I'm assuming these are all on one strip. Is the analog on the right a separate channel, or there to determine loudness or timing? Not sure how the analog translates to actual sound.

[–] acabjones@lemmygrad.ml 3 points 2 years ago* (last edited 2 years ago)

My novice take: the waveforms on the right are sufficient to recreate analog stereo.

Digital audio signals are fundamentally represented by a series of numbers with a frequency corresponding to a fixed sample rate. For example: 16-bit unsigned integers at 44.1kHz. Each number is a sample and represents only a magnitude/intensity in time, forming a time domain waveform. Tones and pitches, and everything else one can hear are represented by these numbers in varying arrangements. Check out the waveform for a sine or triangle tone: the waveforms literally depict those shapes.

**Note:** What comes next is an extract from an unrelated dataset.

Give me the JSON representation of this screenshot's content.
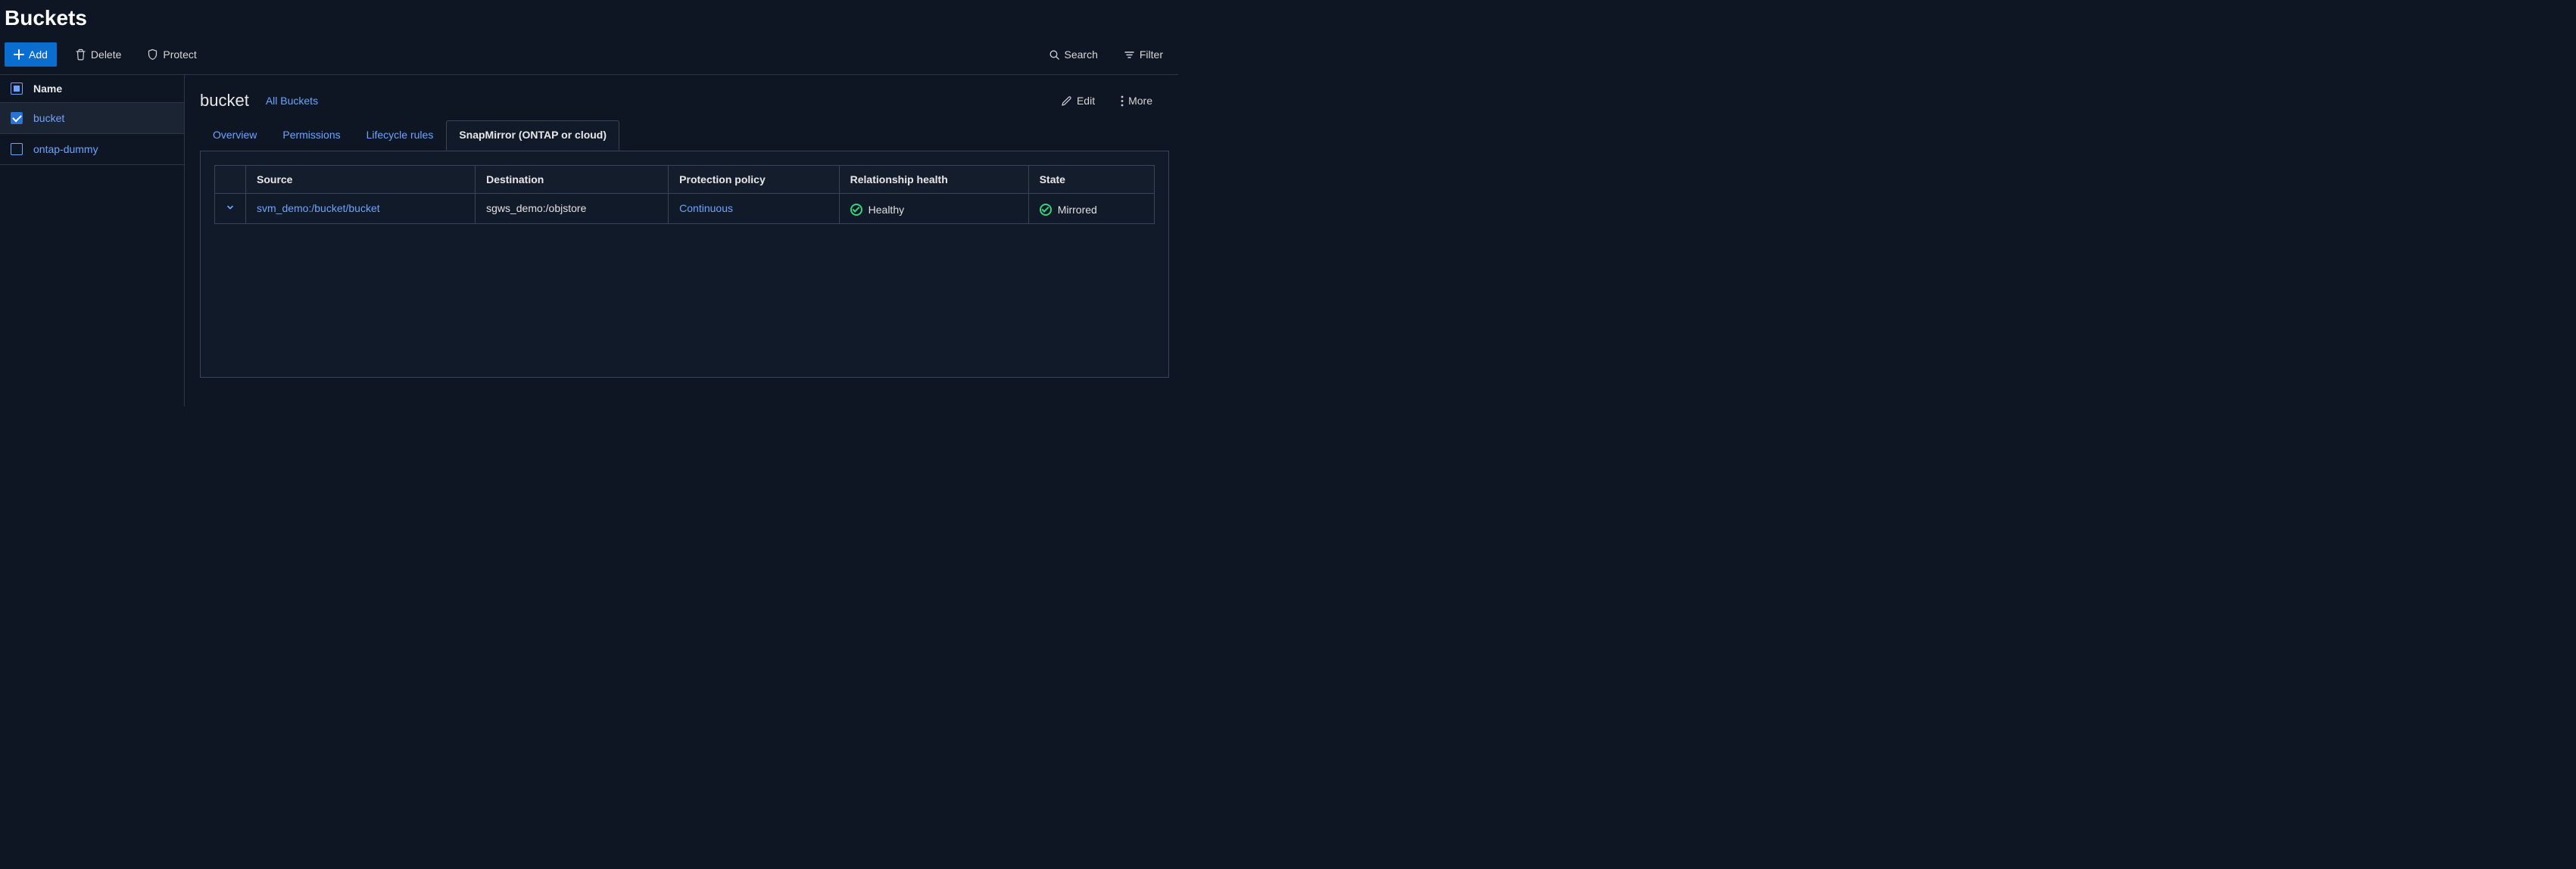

The optical analog waveform is encoding the same information as the sampled digital one described above. I'm not sure of the mechanism by which an optical system translates the analog waveform into sound, however.

[–] AgreeableLandscape@lemmy.ml 2 points 2 years ago* (last edited 2 years ago)

They're essentially the same sound, encoded three different ways. Though, both barcode formats are surround with at least 7 channels, while the analogs are only two-channel stereo. For analog, they shine a narrow beam of light through the waveform, and the amount of light the film lets through is the actual instantaneous sound level.